L'avocate montait au créneau après le suicide d'un de ses clients derrière les barreaux. Schizophrène en détention provisoire depuis dix-huit mois, Monsieur O avait été déclaré irresponsable, mais n'avait pas été hospitalisé.
Vous êtes nombreux à avoir lu et salué ce « j'accuse » inhabituel, qui venait incarner le dossier des suicides en prison, après plus de cinquante cas dans l'année.
« Les attaques injurieuses et diffamatoires de cette avocate »
Or ce texte a valu à son auteure les foudres de la magistrature. Le 5 mai, l'USM, syndicat majoritaire chez les juges, envoyait simultanément deux lettres. L'une à Rachida Dati, l'autre à Me Charrière-Bournazel, bâtonnier du barreau de Paris.
Les deux lettres, que Rue89 s'est procurées, commencent de la même manière :
« Le 1er juin 2009, sur le site Rue89, a été diffusée une tribune de Me Laure Heinich-Luijer, avocate au barreau de Paris intitulée “Messieurs les magistrats, j'ai un faire part à vous donner”.
L'avocate en question y fait état du suicide d'un de ses clients, détenu provisoire, en prison.
Si l'on ne peut que déplorer ce suicide, comme les 50 autres qui sont survenus depuis le début de l'année, en grande partie en raison des conditions carcérales déplorables, rien ne peut justifier les attaques injurieuses et diffamatoires que cette avocate profère contre les magistrats ayant eu à connaître de cette affaire. »
Des sanctions contre une avocate « outrancière » ?

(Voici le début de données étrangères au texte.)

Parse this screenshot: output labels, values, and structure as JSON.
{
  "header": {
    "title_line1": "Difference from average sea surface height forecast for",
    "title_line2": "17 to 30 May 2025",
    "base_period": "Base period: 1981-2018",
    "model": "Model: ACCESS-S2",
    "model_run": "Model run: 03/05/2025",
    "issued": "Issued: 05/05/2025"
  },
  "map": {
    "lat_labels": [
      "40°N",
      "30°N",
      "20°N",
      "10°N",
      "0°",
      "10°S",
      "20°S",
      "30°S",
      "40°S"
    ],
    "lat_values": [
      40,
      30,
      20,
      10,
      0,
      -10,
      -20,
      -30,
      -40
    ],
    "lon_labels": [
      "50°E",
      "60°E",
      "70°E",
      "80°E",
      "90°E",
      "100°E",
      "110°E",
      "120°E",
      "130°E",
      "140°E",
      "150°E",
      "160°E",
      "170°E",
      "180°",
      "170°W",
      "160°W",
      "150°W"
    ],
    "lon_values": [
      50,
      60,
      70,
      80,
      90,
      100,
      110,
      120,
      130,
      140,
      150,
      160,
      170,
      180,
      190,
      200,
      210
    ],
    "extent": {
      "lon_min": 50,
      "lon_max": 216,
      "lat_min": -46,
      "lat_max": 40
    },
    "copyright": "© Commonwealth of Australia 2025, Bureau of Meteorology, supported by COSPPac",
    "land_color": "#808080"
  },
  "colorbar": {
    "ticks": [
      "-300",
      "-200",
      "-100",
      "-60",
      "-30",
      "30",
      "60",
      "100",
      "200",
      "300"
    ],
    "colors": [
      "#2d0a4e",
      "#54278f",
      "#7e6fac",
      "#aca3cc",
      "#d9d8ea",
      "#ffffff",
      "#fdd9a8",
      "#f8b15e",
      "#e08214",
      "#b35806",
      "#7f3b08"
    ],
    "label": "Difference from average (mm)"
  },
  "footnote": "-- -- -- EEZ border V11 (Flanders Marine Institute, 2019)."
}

Dans la lettre à la Garde des sceaux, Christophe Regnard, le président de l'USM, poursuit en dénonçant les « outrances » de l'avocate. L'auteur réclame « les mesures juridiques qui s'imposent » contre Me Heinich-Luijer, mais en profite pour régler des comptes avec Rachida Dati au passage :
« Comme depuis deux ans, les magistrats auraient apprécié, face à ces outrances, une prise de parole de la ministre de la Justice. Une fois de plus, cette prise de parole n'est pas venue spontanément. Cela ne nous étonne plus guère, mais nous ne pouvons une nouvelle fois que le regretter. »
Ces courriers sont partis il y a une semaine. Depuis, notre contributrice assure avoir eu des réactions de soutien de certains magistrats. D'ailleurs, le Syndicat de la magistrature s'est désolidarisé de l'USM. Me Heinich-Luijer explique à Rue89, quinze jours après la publication de son coup de gueule :
« C'est ridicule et ce n'est même pas fondé. On ne peut aucunement me poursuivre car on ne peut pas du tout savoir de quel magistrat il s'agit quand on lit mon texte. Il n'y a pas diffamation. Alors aller écrire à la ministre pour demander des sanctions… »
Depuis le début de la polémique, l'avocate de Monsieur O raconte avoir reçu des témoignages de soutien du bâtonnier du barreau de Paris, de Gisèle Halimi et de Jacques Verges. Entre autres.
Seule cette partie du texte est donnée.